CAR T-Cell Therapy is Well Tolerated With Promising Efficacy in High-Risk NHL

CAR T-Cell Therapy is Well Tolerated With Promising Efficacy in High-Risk NHL

Dr. Jeremy S. Abramson presents Abstract 120 during Oral Abstract Session B.
A CD19-directed CAR T-cell therapy known as JCAR017 showed potent and durable responses in a study of patients with poor-prognosis relapsed or refractory non-Hodgkin lymphoma (NHL; Abstract 120). The therapy was generally well tolerated, with low rates of severe cytokine release syndrome (CRS) and neurotoxicity.

“Relapsed/refractory B-cell lymphoma is associated with very poor outcomes with modern therapies,” presenter Jeremy S. Abramson, MD, of the Massachusetts General Hospital Cancer Center, said Oral Abstract Session B on CAR T cells on January 26. He noted that few patients achieve durable remissions to available treatments. Aggressive, relapsed/refractory B-cell NHL has an objective response rate of less than 40% and a complete response rate of less than 20% to available therapies.

JCAR017 (lisocabtagene maraleucel, or liso-cel) is a CD19-directed CAR T-cell product comprising individually formulated CD4+ and CD8+ cell suspensions. The patient’s cells undergo immunomagnetic selection, followed by lentivirus transduction, expansion, and formulation at specified composition of CD4+ and CD8+ CAR T cells; these are administered in a precise, flat dose. The CD8+ cells target the tumor, whereas the CD4+ cells do the same in addition to supporting persistence of the treatment.

The TRANSCEND NHL 001 trial was a multicenter study that included both dose-finding and dose-expansion cohorts. Dose level (DL) 1S included 5 x 107 cells in a single dose, DL1D included 5 x 107 cells in a double dose, and DL2S included 1 x 108 cells in a single dose. Patients included in a “core” population had diffuse large B-cell lymphoma or high-grade B-cell lymphoma (de novo or transformed follicular lymphoma) after two lines of therapy; the full cohort also included patients with primary mediastinal B-cell lymphoma and follicular lymphoma grade 3B, or had aggressive lymphoma that had transformed from chronic lymphocytic leukemia or marginal zone lymphoma.

A total of 140 patients underwent leukapheresis, and 108 were treated with JCAR017 following lymphodepletion with fludarabine and cyclophosphamide; six of those were not yet evaluable, and 11 received nonconforming JCAR017, leaving 91 patients evaluable for safety (45 at DL1S, six at DL1D, and 40 at DL2S). Of those, 67 patients were considered the core population. The full cohort had a median age of 61, and most patients (89%) had an ECOG performance status of 0 or 1. Patients had a median of three prior lines of therapy, and 67% were chemorefractory.

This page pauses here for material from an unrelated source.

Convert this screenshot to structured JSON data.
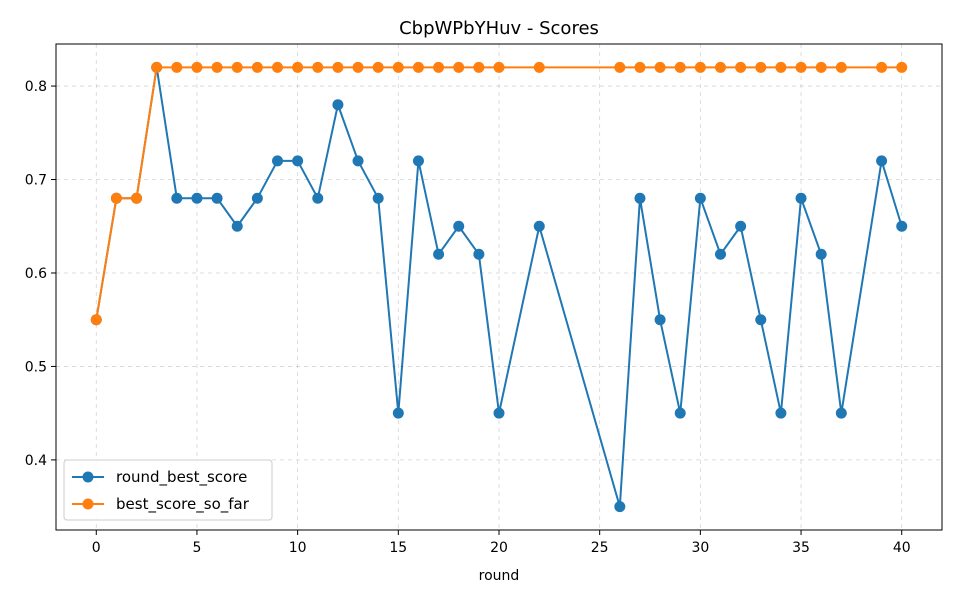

Most patients experienced at least one treatment-emergent adverse event (TEAE), and about 60% of patients experienced a TEAE deemed related to JCAR017. The most common TEAE was neutropenia, followed by thrombocytopenia and anemia, and Dr. Abramson said these reflected the cytoreducing chemotherapy.

In the full cohort, 35% of patients had CRS, although almost all cases were grade 1/2. In the core population, 41% of those receiving the DL1S dose had any-grade CRS, compared with 24% at the DL2S dose level. Again, nearly all cases of CRS were grade 1/2.

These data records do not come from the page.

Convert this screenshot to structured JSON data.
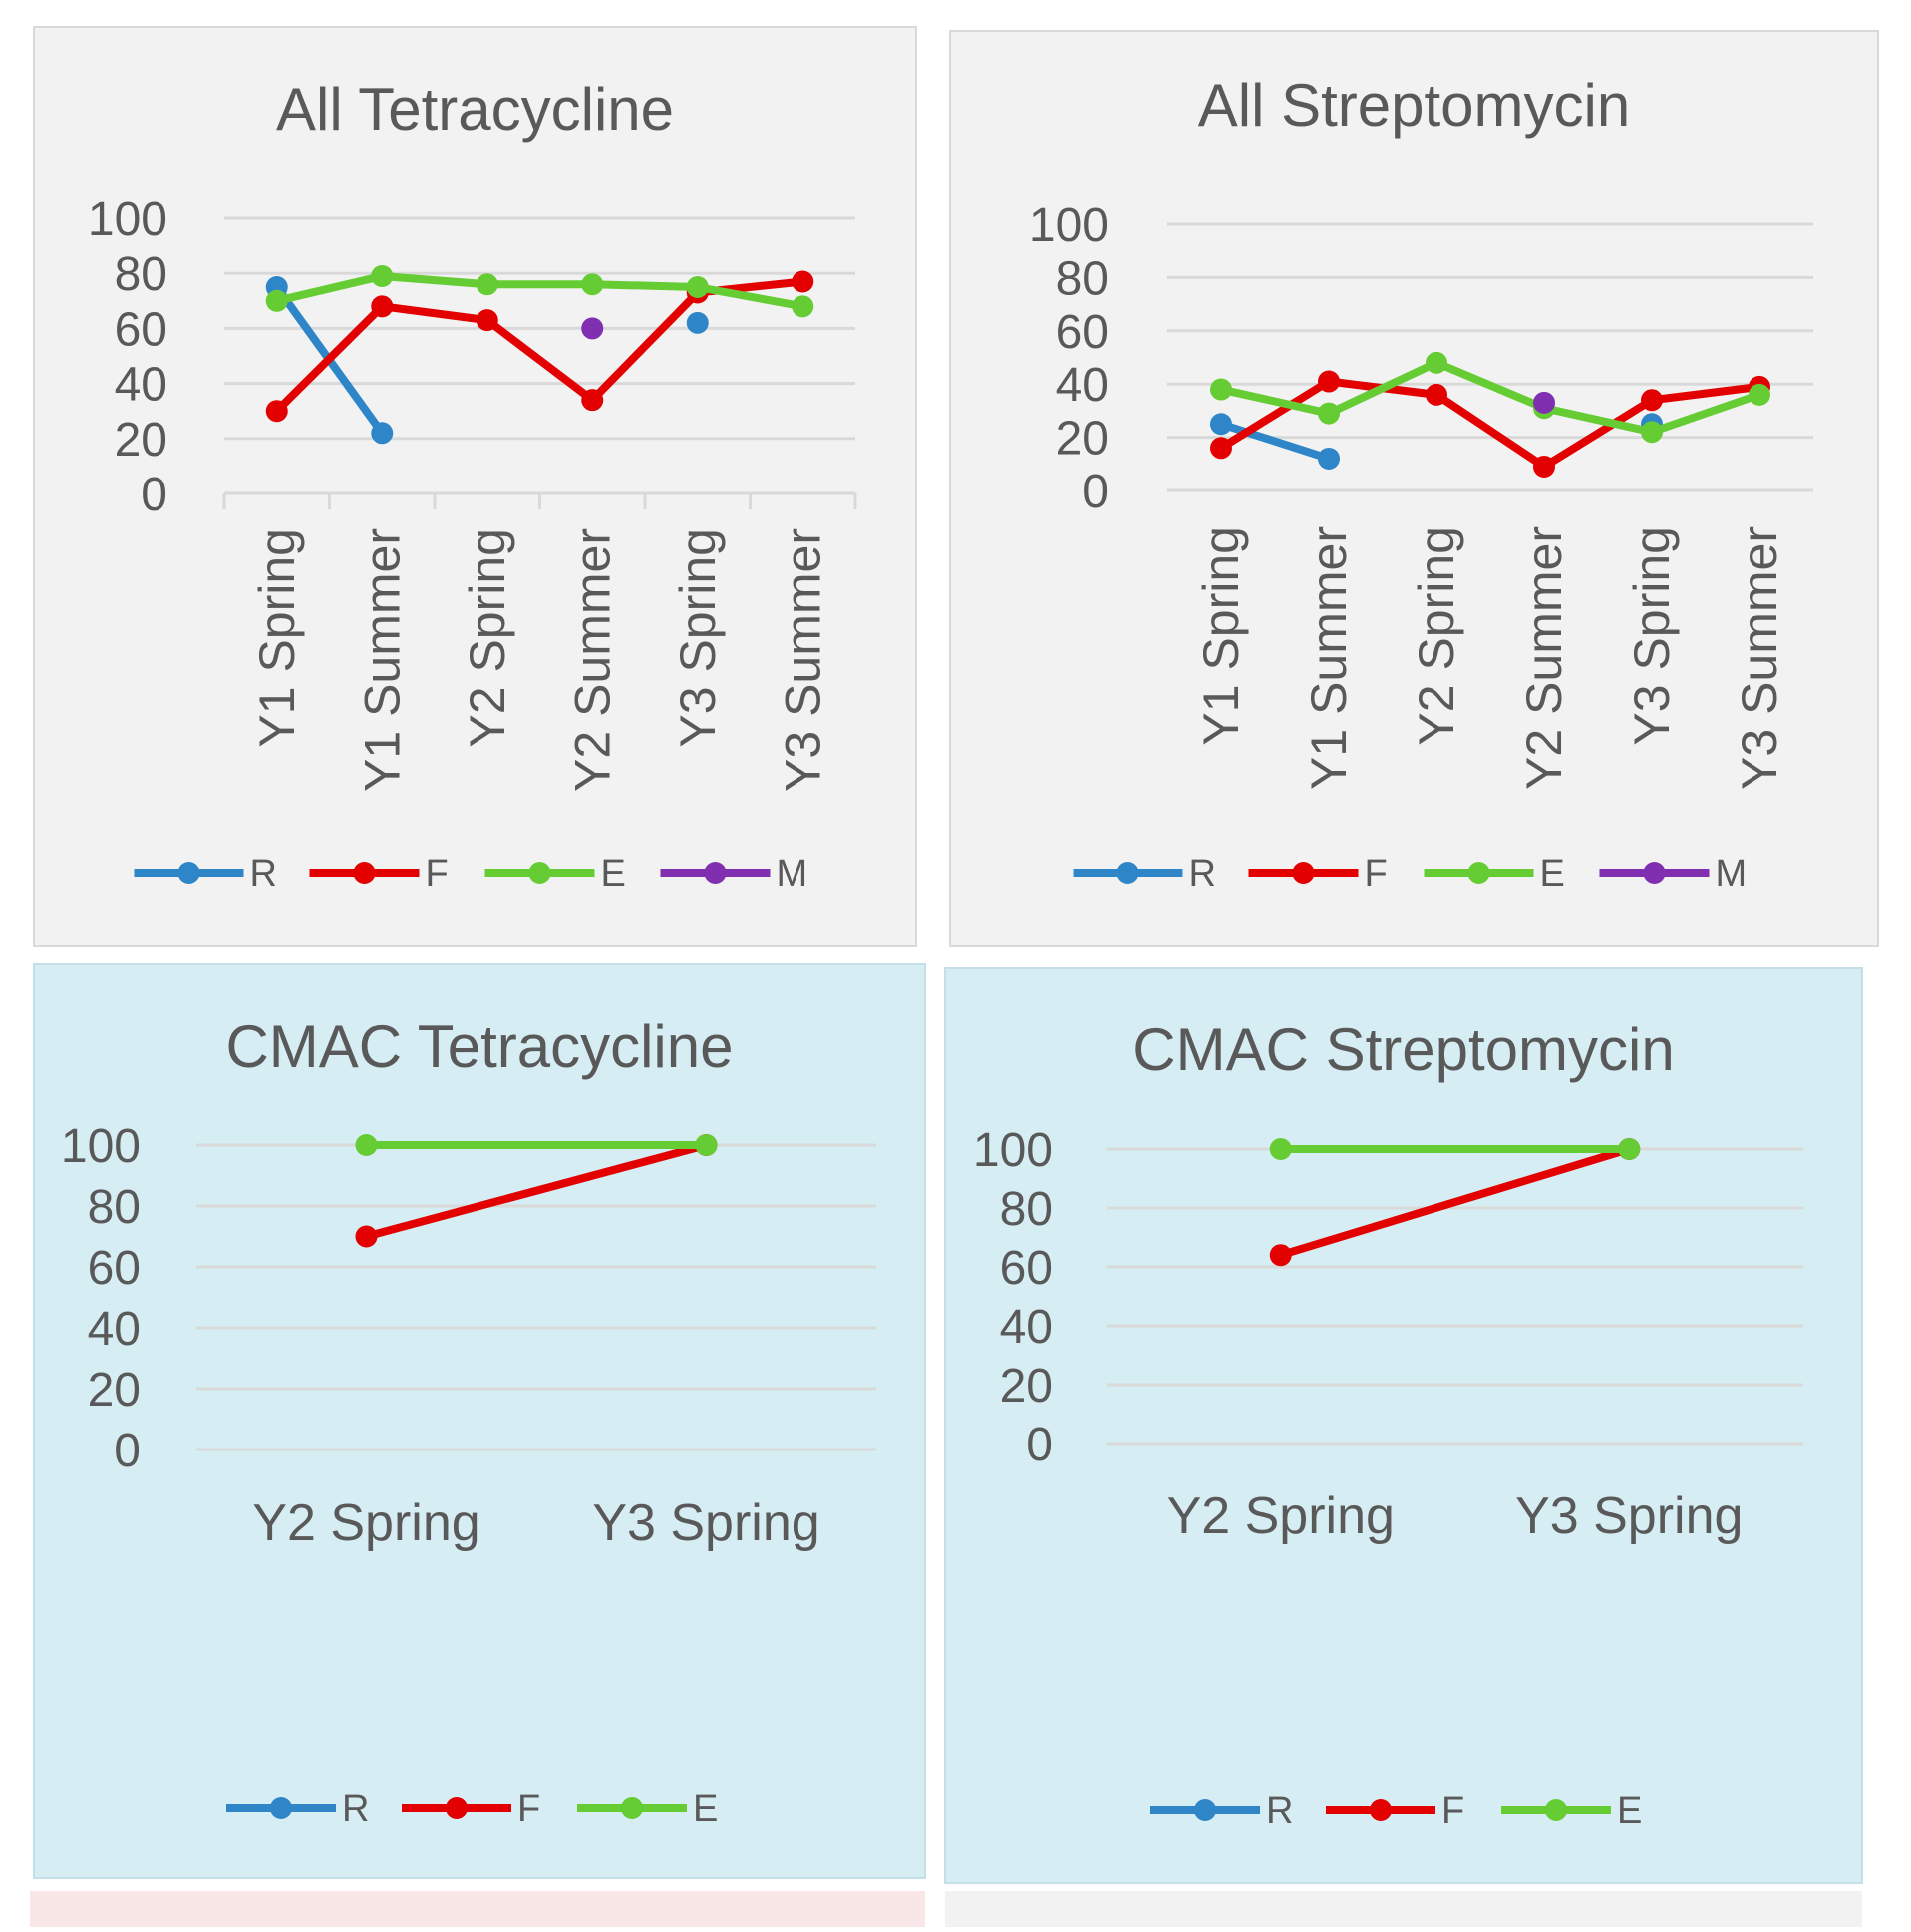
{
  "colors": {
    "R": "#2e86c8",
    "F": "#e30000",
    "E": "#66cc33",
    "M": "#7f2fb0"
  },
  "chart_data": [
    {
      "type": "line",
      "title": "All Tetracycline",
      "categories": [
        "Y1 Spring",
        "Y1 Summer",
        "Y2 Spring",
        "Y2 Summer",
        "Y3 Spring",
        "Y3 Summer"
      ],
      "ylim": [
        0,
        100
      ],
      "yticks": [
        "0",
        "20",
        "40",
        "60",
        "80",
        "100"
      ],
      "grid": true,
      "legend": "bottom",
      "series": [
        {
          "name": "R",
          "values": [
            75,
            22,
            null,
            null,
            62,
            null
          ]
        },
        {
          "name": "F",
          "values": [
            30,
            68,
            63,
            34,
            73,
            77
          ]
        },
        {
          "name": "E",
          "values": [
            70,
            79,
            76,
            76,
            75,
            68
          ]
        },
        {
          "name": "M",
          "values": [
            null,
            null,
            null,
            60,
            null,
            null
          ]
        }
      ]
    },
    {
      "type": "line",
      "title": "All Streptomycin",
      "categories": [
        "Y1 Spring",
        "Y1 Summer",
        "Y2 Spring",
        "Y2 Summer",
        "Y3 Spring",
        "Y3 Summer"
      ],
      "ylim": [
        0,
        100
      ],
      "yticks": [
        "0",
        "20",
        "40",
        "60",
        "80",
        "100"
      ],
      "grid": true,
      "legend": "bottom",
      "series": [
        {
          "name": "R",
          "values": [
            25,
            12,
            null,
            null,
            25,
            null
          ]
        },
        {
          "name": "F",
          "values": [
            16,
            41,
            36,
            9,
            34,
            39
          ]
        },
        {
          "name": "E",
          "values": [
            38,
            29,
            48,
            31,
            22,
            36
          ]
        },
        {
          "name": "M",
          "values": [
            null,
            null,
            null,
            33,
            null,
            null
          ]
        }
      ]
    },
    {
      "type": "line",
      "title": "CMAC Tetracycline",
      "categories": [
        "Y2 Spring",
        "Y3 Spring"
      ],
      "ylim": [
        0,
        100
      ],
      "yticks": [
        "0",
        "20",
        "40",
        "60",
        "80",
        "100"
      ],
      "grid": true,
      "legend": "bottom",
      "series": [
        {
          "name": "R",
          "values": [
            null,
            null
          ]
        },
        {
          "name": "F",
          "values": [
            70,
            100
          ]
        },
        {
          "name": "E",
          "values": [
            100,
            100
          ]
        }
      ]
    },
    {
      "type": "line",
      "title": "CMAC Streptomycin",
      "categories": [
        "Y2 Spring",
        "Y3 Spring"
      ],
      "ylim": [
        0,
        100
      ],
      "yticks": [
        "0",
        "20",
        "40",
        "60",
        "80",
        "100"
      ],
      "grid": true,
      "legend": "bottom",
      "series": [
        {
          "name": "R",
          "values": [
            null,
            null
          ]
        },
        {
          "name": "F",
          "values": [
            64,
            100
          ]
        },
        {
          "name": "E",
          "values": [
            100,
            100
          ]
        }
      ]
    }
  ]
}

Neurotoxicity occurred in 19% of the full cohort, and 12% had grade 3/4 neurotoxicity. In the core group, 24% of DL1S and 17% of DL2S patients had any-grade neurotoxicity, and 21% and 7% were grade 3/4, respectively. When considered together, 40% of the full cohort had CRS or neurotoxicity, and 12% had serious cases of either one. In the core cohort, 44% of DL1S and 34% of DL2S patients had either of the two toxicities, and 21% and 7%, respectively, were serious.

Dr. Abramson noted that low rates of toxicity and late onset of those toxicities support outpatient administration of this therapy. The median time to onset of CRS in the full cohort was 5 days, and for neurotoxicity it was 10 days. Hospitalization days per patient were lower when the therapy was given as outpatient, with a mean of 15.6 days for inpatient and 9.3 days for outpatient. When given as an outpatient, the median day of hospitalization was day 5. None of the eight patients who were treated as outpatients required ICU admission.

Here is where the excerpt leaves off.